Wednesday, March 25, 2009

OMAR KHAYYAM – PART 1

A Persian poet and astronomer. Omar Khayyam was born in Nishapur, Khorassan around 1048, and died in 1123 or 1131. When offered wealth by a lifelong friend, he is noted to have declined the gift, answering: “The greatest boon you can confer on me is to let me live in a corner under the shadow of your fortune, to spread wide the advantages of science, and pray for your long life and prosperity. “ So he lived “busied in winning knowledge of every kind.”

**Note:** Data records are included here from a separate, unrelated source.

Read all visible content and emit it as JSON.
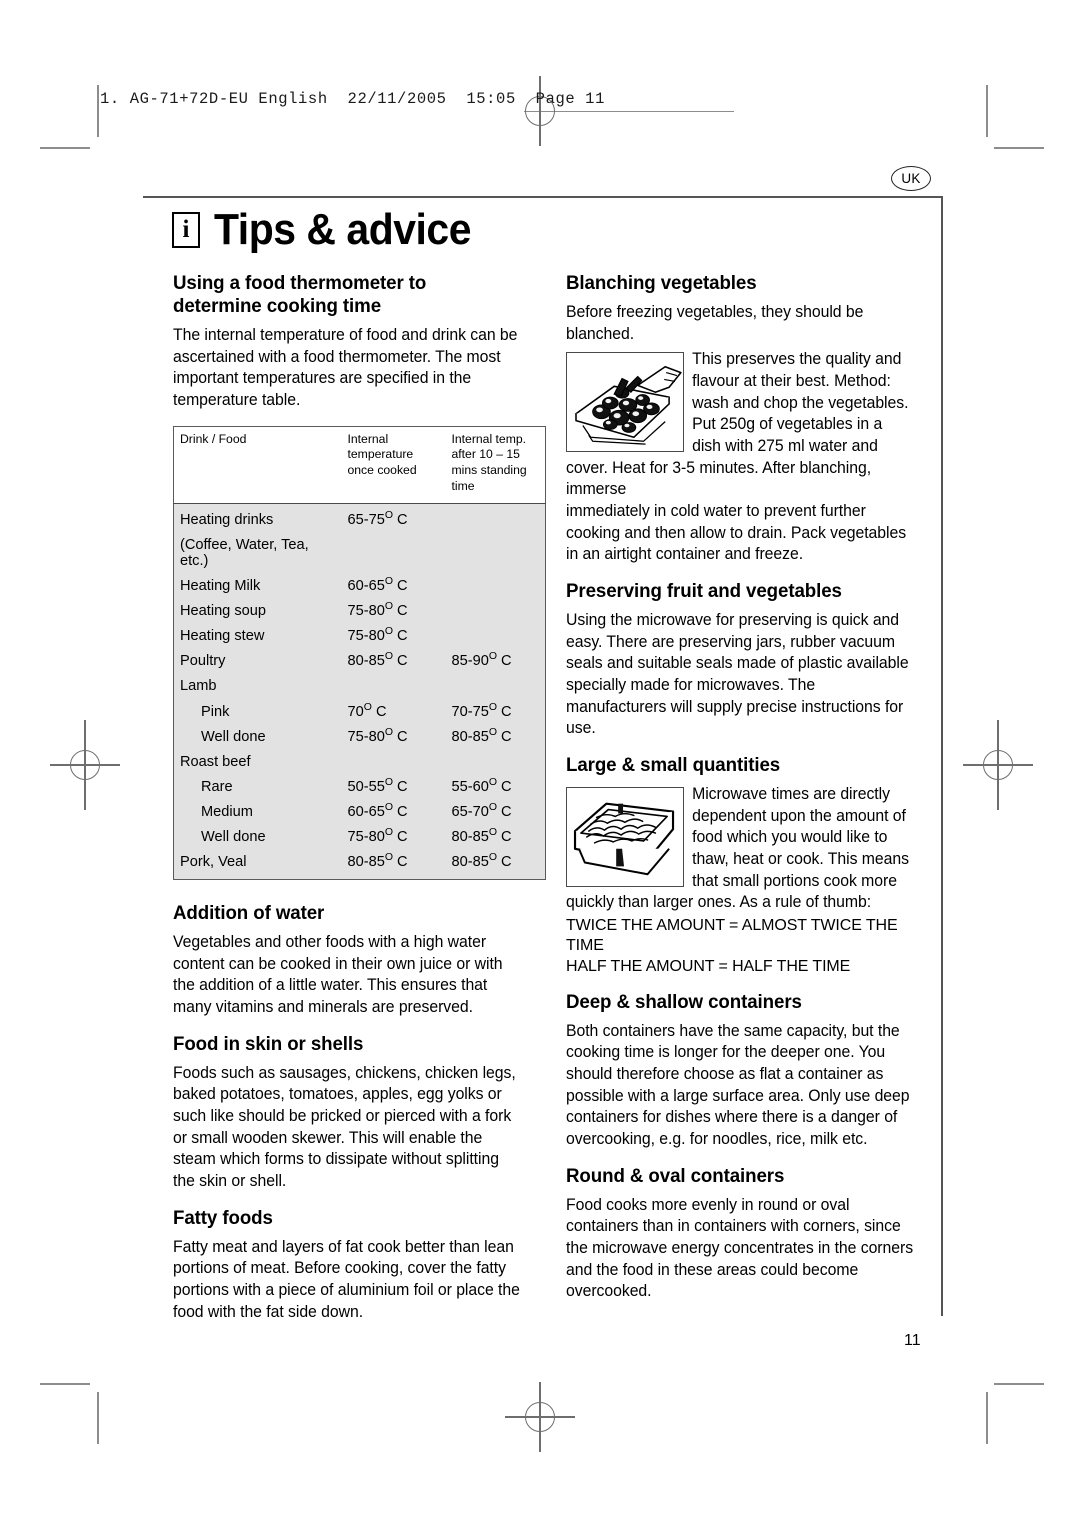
{
  "prepress": {
    "slug": "1. AG-71+72D-EU English  22/11/2005  15:05  Page 11"
  },
  "page": {
    "locale_badge": "UK",
    "title": "Tips & advice",
    "info_icon_glyph": "i",
    "page_number": "11"
  },
  "left_column": {
    "sections": [
      {
        "heading": "Using a food thermometer to determine cooking time",
        "paragraphs": [
          "The internal temperature of food and drink can be ascertained with a food thermometer. The most important temperatures are specified in the temperature table."
        ]
      },
      {
        "heading": "Addition of water",
        "paragraphs": [
          "Vegetables and other foods with a high water content can be cooked in their own juice or with the addition of a little water. This ensures that many vitamins and minerals are preserved."
        ]
      },
      {
        "heading": "Food in skin or shells",
        "paragraphs": [
          "Foods such as sausages, chickens, chicken legs, baked potatoes, tomatoes, apples, egg yolks or such like should be pricked or pierced with a fork or small wooden skewer. This will enable the steam which forms to dissipate without splitting the skin or shell."
        ]
      },
      {
        "heading": "Fatty foods",
        "paragraphs": [
          "Fatty meat and layers of fat cook better than lean portions of meat. Before cooking, cover the fatty portions with a piece of aluminium foil or place the food with the fat side down."
        ]
      }
    ]
  },
  "temperature_table": {
    "headers": [
      "Drink / Food",
      "Internal temperature once cooked",
      "Internal temp. after 10 – 15 mins standing time"
    ],
    "rows": [
      {
        "food": "Heating drinks",
        "indent": false,
        "internal": "65-75",
        "internal_unit": "O C",
        "standing": "",
        "standing_unit": ""
      },
      {
        "food": "(Coffee, Water, Tea, etc.)",
        "indent": false,
        "internal": "",
        "internal_unit": "",
        "standing": "",
        "standing_unit": ""
      },
      {
        "food": "Heating Milk",
        "indent": false,
        "internal": "60-65",
        "internal_unit": "O C",
        "standing": "",
        "standing_unit": ""
      },
      {
        "food": "Heating soup",
        "indent": false,
        "internal": "75-80",
        "internal_unit": "O C",
        "standing": "",
        "standing_unit": ""
      },
      {
        "food": "Heating stew",
        "indent": false,
        "internal": "75-80",
        "internal_unit": "O C",
        "standing": "",
        "standing_unit": ""
      },
      {
        "food": "Poultry",
        "indent": false,
        "internal": "80-85",
        "internal_unit": "O C",
        "standing": "85-90",
        "standing_unit": "O C"
      },
      {
        "food": "Lamb",
        "indent": false,
        "internal": "",
        "internal_unit": "",
        "standing": "",
        "standing_unit": ""
      },
      {
        "food": "Pink",
        "indent": true,
        "internal": "70",
        "internal_unit": "O C",
        "standing": "70-75",
        "standing_unit": "O C"
      },
      {
        "food": "Well done",
        "indent": true,
        "internal": "75-80",
        "internal_unit": "O C",
        "standing": "80-85",
        "standing_unit": "O C"
      },
      {
        "food": "Roast beef",
        "indent": false,
        "internal": "",
        "internal_unit": "",
        "standing": "",
        "standing_unit": ""
      },
      {
        "food": "Rare",
        "indent": true,
        "internal": "50-55",
        "internal_unit": "O C",
        "standing": "55-60",
        "standing_unit": "O C"
      },
      {
        "food": "Medium",
        "indent": true,
        "internal": "60-65",
        "internal_unit": "O C",
        "standing": "65-70",
        "standing_unit": "O C"
      },
      {
        "food": "Well done",
        "indent": true,
        "internal": "75-80",
        "internal_unit": "O C",
        "standing": "80-85",
        "standing_unit": "O C"
      },
      {
        "food": "Pork, Veal",
        "indent": false,
        "internal": "80-85",
        "internal_unit": "O C",
        "standing": "80-85",
        "standing_unit": "O C"
      }
    ]
  },
  "right_column": {
    "blanching": {
      "heading": "Blanching vegetables",
      "intro": "Before freezing vegetables, they should be blanched.",
      "figure_name": "vegetables-on-tray-illustration",
      "wrapped_text": "This preserves the quality and flavour at their best. Method: wash and chop the vegetables. Put 250g of vegetables in a dish with 275 ml water and cover. Heat for 3-5 minutes.  After blanching, immerse",
      "continued_text": "immediately in cold water to prevent further cooking and then allow to drain. Pack vegetables in an airtight container and freeze."
    },
    "preserving": {
      "heading": "Preserving fruit and vegetables",
      "paragraph": "Using the microwave for preserving is quick and easy. There are preserving jars, rubber vacuum seals and suitable seals made of plastic available specially made for microwaves. The manufacturers will supply precise instructions for use."
    },
    "quantities": {
      "heading": "Large & small quantities",
      "figure_name": "shallow-dish-illustration",
      "wrapped_text": "Microwave times are directly dependent upon the amount of food which you would like to thaw, heat or cook. This means that small portions cook more quickly than larger ones. As a rule of thumb:",
      "rule_line_1": "TWICE THE AMOUNT = ALMOST TWICE THE TIME",
      "rule_line_2": "HALF THE AMOUNT = HALF THE TIME"
    },
    "deep_shallow": {
      "heading": "Deep & shallow containers",
      "paragraph": "Both containers have the same capacity, but the cooking time is longer for the deeper one. You should therefore choose as flat a container as possible with a large surface area. Only use deep containers for dishes where there is a danger of overcooking, e.g. for noodles, rice, milk etc."
    },
    "round_oval": {
      "heading": "Round & oval containers",
      "paragraph": "Food cooks more evenly in round or oval containers than in containers with corners, since the microwave energy concentrates in the corners and the food in these areas could become overcooked."
    }
  },
  "colors": {
    "table_fill": "#e2e2e2",
    "rule": "#555555",
    "mark": "#8d8d8d"
  }
}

His Takhallys, or poetical name, means “Tentmaker,” and he is noted one time to have exercised that trade. As an astronomer he was responsible for a revision of the Persian calendar and occupied and position of importance at the court of the Sultan Malik Shah at Merv. HE wrote a number of works on mathematics, in which one on algebra was translated by Woepeke (1851). It is, however, as the author of a collection of quatrains, called the Rubaiyar, that Omar Khayyam is more popularly known. These poems, isolated, impulsive, unrestrained, and characterized by rapid transitions from minstrelsy of love and grave argument to deadly fatalism and ribald tavern song, demonstrate an interesting development of Persian mysticism. As with the Song of Solomon, these poems are interpreted in literal context, as well as figuratively.